Status of and expectations for flexible bioenergy to support resource efficiency and to accelerate the energy transition

Feb 2022

Open access article in the Journal Renewable and Sustainable Energy Reviews, based on work performed within IEA Bioenergy Task 44.

We can expect a remarkable expansion and cross-sectoral deployment of PV and wind power in the current decade. The intermittent nature of these renewables, however, will evoke growing challenges regarding matching energy supply and demand. Studies and strategies that aim to solve this challenge tend to neglect the flexibility potential of modern and sustainable bioenergy, despite this being the leading renewable energy resource today. The paper explores the current status of, and stakeholder expectations for, bioenergy flexibility, drawing on recent questionnaire data gathered in the IEA Bioenergy TCP to provide a technological and deployment status review for eleven countries.

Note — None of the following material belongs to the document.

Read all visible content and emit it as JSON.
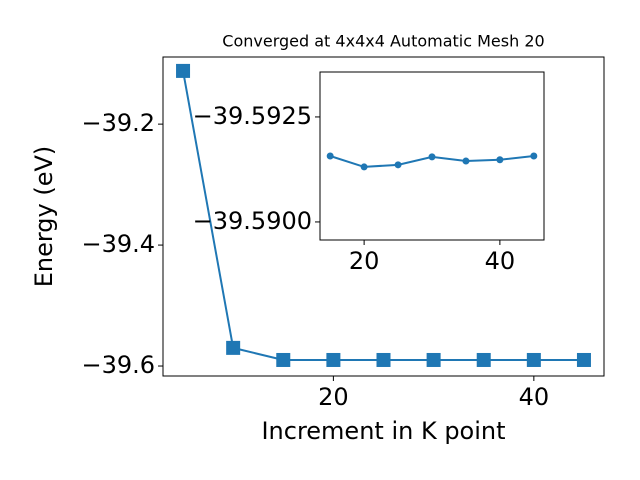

There is a wide range of commercially available bioenergy technologies that can offer flexibility services. Sustainable biomass can be deployed for multiple services and benefits to the energy system under varying operating conditions and loads, contributing to energy security beyond the power grid. Flexibilization of the energy system is, so far, mainly associated with balancing production and consumption of renewable electricity only. However, bioenergy and bioeconomy are multisectoral and expectations extend far beyond just electricity, through the connection with the production of heat, renewable gas, transport fuels or biochemicals.

Yet, the prevailing barrier for multiplying flexible bioenergy options lies in missing tools to valorize flexibility services in general. Practical deployment continues to be seen as little more than a niche innovation mainly due to limited ‘landscape pressure’ and considerable challenges in translating systemic, macro-economic and societal gains into an economic profit on a business level. Considering the large variety of flexibility services, markets and frameworks have to be designed to sufficiently reflect the qualities and limitations of the different commodities or services. The benefits of flexibility services and sustainable bioenergy can be first and foremost evaluated on an integrated energy system level, for example, based on cost or GHG savings, internalizing security of supply, and overall system stability. The paper advocates for a heterodox energy economic debate to help settle fundamental questions about the effectiveness of different market designs based on empirical approaches, quantitative modelling, and basic analytical research.